Betty Namubiru, the national content manager at the PAU, confirmed to University World News that there will be more need for technicians than graduates.

Attending the first Uganda and Tanzania Skilling and Local Content Forum held in Kampala in January, she said: “All our efforts should go into vocational training … So we are trying to see which skills to develop and focus on.

“The nature of the oil and gas industry is such that at one point we shall have a peak employment season and then it will fall.”

The best approach, therefore, was to upskill graduates to become employable in the industry, she said.
However, the founding CEO of the Uganda National Oil Company did not rule out the need for graduates.

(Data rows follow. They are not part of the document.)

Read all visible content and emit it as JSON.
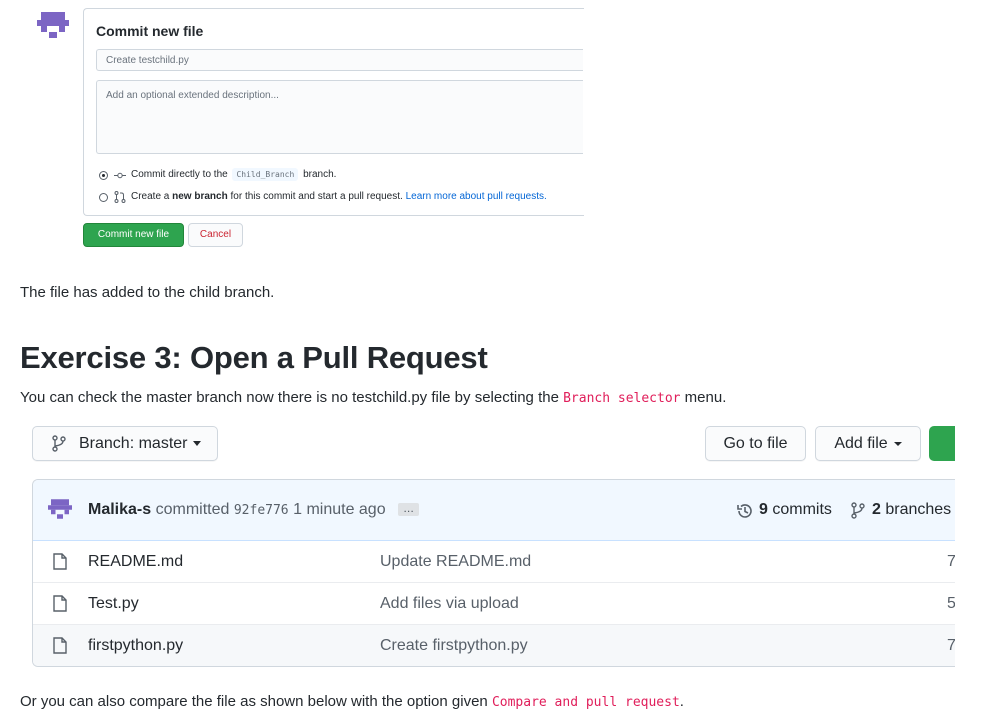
{
  "commit_form": {
    "title": "Commit new file",
    "summary_placeholder": "Create testchild.py",
    "description_placeholder": "Add an optional extended description...",
    "option_direct_prefix": "Commit directly to the",
    "option_direct_branch": "Child_Branch",
    "option_direct_suffix": "branch.",
    "option_new_prefix": "Create a",
    "option_new_bold": "new branch",
    "option_new_suffix": "for this commit and start a pull request.",
    "option_new_link": "Learn more about pull requests.",
    "commit_button": "Commit new file",
    "cancel_button": "Cancel"
  },
  "article": {
    "para1": "The file has added to the child branch.",
    "heading": "Exercise 3: Open a Pull Request",
    "para2_prefix": "You can check the master branch now there is no testchild.py file by selecting the",
    "para2_code": "Branch selector",
    "para2_suffix": "menu.",
    "para3_prefix": "Or you can also compare the file as shown below with the option given",
    "para3_code": "Compare and pull request",
    "para3_suffix": "."
  },
  "repo": {
    "branch_label": "Branch: master",
    "goto_file": "Go to file",
    "add_file": "Add file",
    "commit_author": "Malika-s",
    "commit_verb": "committed",
    "commit_sha": "92fe776",
    "commit_time": "1 minute ago",
    "ellipsis": "…",
    "commits_count": "9",
    "commits_label": "commits",
    "branches_count": "2",
    "branches_label": "branches",
    "files": [
      {
        "name": "README.md",
        "message": "Update README.md",
        "time": "7"
      },
      {
        "name": "Test.py",
        "message": "Add files via upload",
        "time": "5"
      },
      {
        "name": "firstpython.py",
        "message": "Create firstpython.py",
        "time": "7"
      }
    ]
  },
  "colors": {
    "accent_green": "#2ea44f",
    "link_blue": "#0366d6",
    "code_pink": "#e01e5a",
    "cancel_red": "#cb2431"
  }
}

“There are two ways to achieve success in this field. You could take a degree path or a vocational skill that is relevant to the sector. We need graduates but we also need technically skilled artisans,” said Dr Josephine Kasalamwa Wapakhabulo in an interview with The EastAfrican newspaper.

Alex Asiimwe, Chairman of the Oil and Gas Sector Skills Council in the Ministry of Education and Sports, said if skilling is to be done professionally updates of the labour market should be available and accessible to everybody.

In an effort to ensure that there is equal opportunity, the government has established a national oil and gas talent register, an online management information system which will capture demand and supply of Ugandan manpower in the oil and gas sector.

Jessica Kyeyune, national content manager CNOOC Uganda Ltd (a subsidiary of China National Offshore Oil Corporation), said the register will permit identification of specific skill sets or expertise to employers seeking talent. On this online platform, employers can post job openings within the industry. Information will also be generated for decision-making.

There is concern that since Ugandan authorities confirmed the existence of commercial quantities of oil around Lake Albert in 2007, students aiming to work in the industry have opted for degree and masters courses.

A youth meeting on 30 January under an association of current and former leaders in institutions of higher learning across Uganda – the Guild Presidents’ Forum on Oil Governance (GPFOG) – observed that young people’s access to information on relevant oil and gas skills is still limited, putting them at risk of studying irrelevant courses.

They also noted that vocational training in Uganda is still weak and government efforts to strengthen it by creating centres of excellence two years before production of the first oil in 2020 was unhelpful.

Guild representatives said lecturers and other trainers were still weak because of inadequate efforts by the government to enable industry attachments that would see lecturers and trainers deliver better content.

The youth said poor regulation of oil and gas training institutes, including the substandard ones that have mushroomed across the country, put them at risk of being exploited and receiving irrelevant skills.

Christopher Smith, the team leader for E4D/SOGA, a joint development initiative by the German Federal Ministry of Economic Cooperation and Development (BMZ) and the United Kingdom´s Department for International Development (DFID), said there was a well-equipped mobile training centre available to increase the pool of internationally certified technicians rapidly and to provide capacity building to host vocational training institutes. Smith said GIZ also links trainees with industrial placements.

All players in the oil and gas industry seem to agree that skilling should be done through private-public partnerships, with industry players working with institutions to ensure the correct skills are produced.

“We need the private sector to inform the curriculum so that the training meets the needs of the industry. People in the oil and gas industry should to be part of the training,” said Namubiru.